Mike & Nick & Nick & Alice Features A Subtle Reference To The Gargoyles Animated Series [Exclusive]
BenDavid Grabinski already gave us a phenomenal remix of pop culture with the excellent "Scott Pilgrim Takes Off," and now the writer/director has paid subtle homage to a popular '90s cartoon with a clever reference in his latest feature film.
The movie is "Mike & Nick & Nick & Alice," a science-fiction action comedy about love and time-travel. The film stars Vince Vaughn and James Marsden as Nick and Mike, two gangsters in love with a woman named Alice (Eiza González) who are visited by a future version of Nick who's trying to prevent a future disaster. If that wasn't enough, the four of them are also tangled up with Sosa (Keith David), a vicious mob boss looking to sniff out a rat in his organization.
/Film's Ben Pearson spoke with Grabinski about "Mike & Nick & Nick & Alice," and learned that some down time on the set inspired a reference to the underrated '90s cartoon "Gargoyles," in which David provided voice performances as multiple characters.
"There's a thing I did in there for [Keith David], and he was genuinely touched," Grabinski said. "I was talking about how much I like 'Gargoyles' and he was saying his favorite line from that show was when someone got called 'street pizza.'" Grabinski continued:
"So I rewrote a line and he got revised sides, and he walks up to me and was like, 'Am I going to say that Mike is going to be street pizza by morning?' And I was like, 'Yeah.' And he was like [smiles big and nods], 'Yeah.' And it was just because we were sitting on set when we were shooting the club scene and he was talking about how much he liked the phrase 'street pizza' on that show."

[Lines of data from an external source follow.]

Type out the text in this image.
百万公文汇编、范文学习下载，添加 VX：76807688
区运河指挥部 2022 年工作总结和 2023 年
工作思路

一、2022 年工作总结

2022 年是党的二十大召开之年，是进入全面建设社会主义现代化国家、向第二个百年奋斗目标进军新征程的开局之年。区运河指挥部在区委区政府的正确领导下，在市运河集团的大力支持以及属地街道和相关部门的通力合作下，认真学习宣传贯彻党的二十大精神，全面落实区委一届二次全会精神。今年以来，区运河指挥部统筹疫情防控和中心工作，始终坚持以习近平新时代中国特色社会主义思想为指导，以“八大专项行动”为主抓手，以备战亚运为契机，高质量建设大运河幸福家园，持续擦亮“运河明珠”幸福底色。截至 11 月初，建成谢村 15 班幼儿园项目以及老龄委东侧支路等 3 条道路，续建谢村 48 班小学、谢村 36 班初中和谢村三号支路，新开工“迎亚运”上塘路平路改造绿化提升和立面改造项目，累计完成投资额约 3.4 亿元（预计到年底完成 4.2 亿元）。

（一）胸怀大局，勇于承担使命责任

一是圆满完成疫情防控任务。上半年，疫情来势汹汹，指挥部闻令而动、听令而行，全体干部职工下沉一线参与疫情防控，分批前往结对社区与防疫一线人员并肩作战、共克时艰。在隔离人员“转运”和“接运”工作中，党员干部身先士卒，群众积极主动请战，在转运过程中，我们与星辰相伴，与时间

Gargoyles remains a stellar animated series
"Gargoyles" was an animated series focusing on ancient creatures that are turned to stone by day and come to life at night. They awaken in New York City after centuries of magical hibernation and become the city's night-time protectors. Keith David voiced many characters, the most important being Goliath, the leader of the Manhattan Clan of gargoyles.

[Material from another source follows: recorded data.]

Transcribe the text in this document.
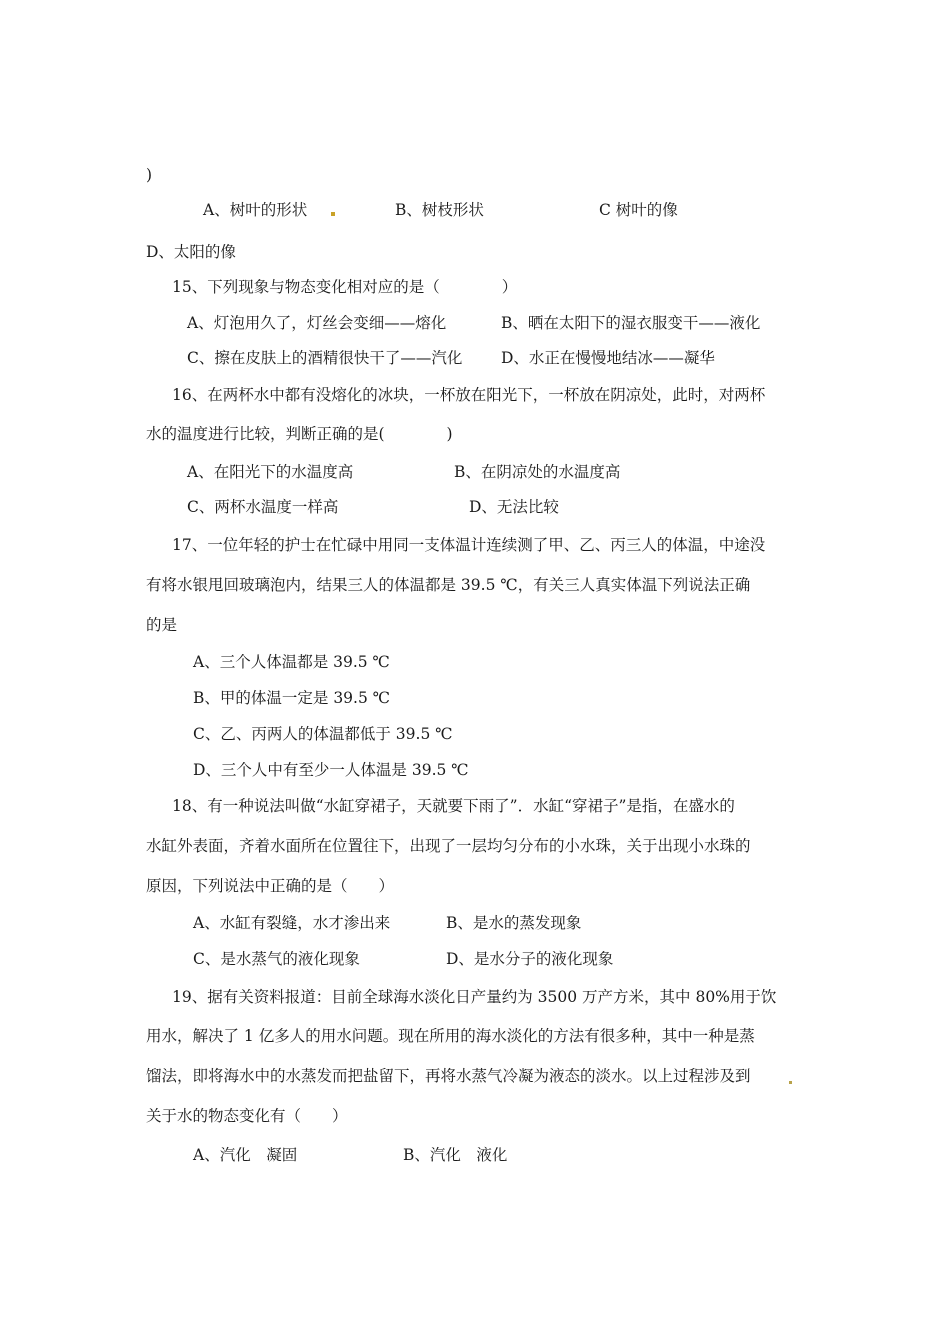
)
A、树叶的形状	B、树枝形状	C 树叶的像
D、太阳的像
15、下列现象与物态变化相对应的是（　　　　）
A、灯泡用久了，灯丝会变细——熔化	B、晒在太阳下的湿衣服变干——液化
C、擦在皮肤上的酒精很快干了——汽化 D、水正在慢慢地结冰——凝华
16、在两杯水中都有没熔化的冰块，一杯放在阳光下，一杯放在阴凉处，此时，对两杯
水的温度进行比较，判断正确的是(　　　　)
A、在阳光下的水温度高	B、在阴凉处的水温度高
C、两杯水温度一样高	D、无法比较
17、一位年轻的护士在忙碌中用同一支体温计连续测了甲、乙、丙三人的体温，中途没
有将水银甩回玻璃泡内，结果三人的体温都是 39.5 ℃，有关三人真实体温下列说法正确
的是
A、三个人体温都是 39.5 ℃
B、甲的体温一定是 39.5 ℃
C、乙、丙两人的体温都低于 39.5 ℃
D、三个人中有至少一人体温是 39.5 ℃
18、有一种说法叫做“水缸穿裙子，天就要下雨了”．水缸“穿裙子”是指，在盛水的
水缸外表面，齐着水面所在位置往下，出现了一层均匀分布的小水珠，关于出现小水珠的
原因，下列说法中正确的是（　　）
A、水缸有裂缝，水才渗出来	B、是水的蒸发现象
C、是水蒸气的液化现象	D、是水分子的液化现象
19、据有关资料报道：目前全球海水淡化日产量约为 3500 万产方米，其中 80%用于饮
用水，解决了 1 亿多人的用水问题。现在所用的海水淡化的方法有很多种，其中一种是蒸
馏法，即将海水中的水蒸发而把盐留下，再将水蒸气冷凝为液态的淡水。以上过程涉及到
关于水的物态变化有（　　）
A、汽化　凝固	B、汽化　液化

The "street pizza" reference comes from the show's very first episode, "Awakening Part One." In the first scene, police officer Elisa Maza (Salli Richardson) is investigating an explosion in New York City, and as debris falls around her, she orders bystanders to disperse so they don't become "street pizza."
That phrase was a clever way of getting around Standards & Practices (avoiding directly saying "crushed" or "killed"), while also establishing Maza as having an odd sense of humor. Anyone could say "watch out or the debris will kill you," but only a cartoon New Yorker would say someone could get turned into street pizza.
When we spoke with "Gargoyles" co-creator Greg Weisman when he brought back the story as a comic book, he spoke of how it could occasionally be difficult to find creative ways of killing off characters without raising alarms with the higher-ups. This was a show with a vast and dense lore, dark and mature themes, and nuanced stories with Shakespearean ingredients ... but it also wasn't above using a goofy term like "street pizza" every once in a while. Now that baton is being passed to "Mike & Nick & Nick & Alice," which hits Hulu on March 27, 2026.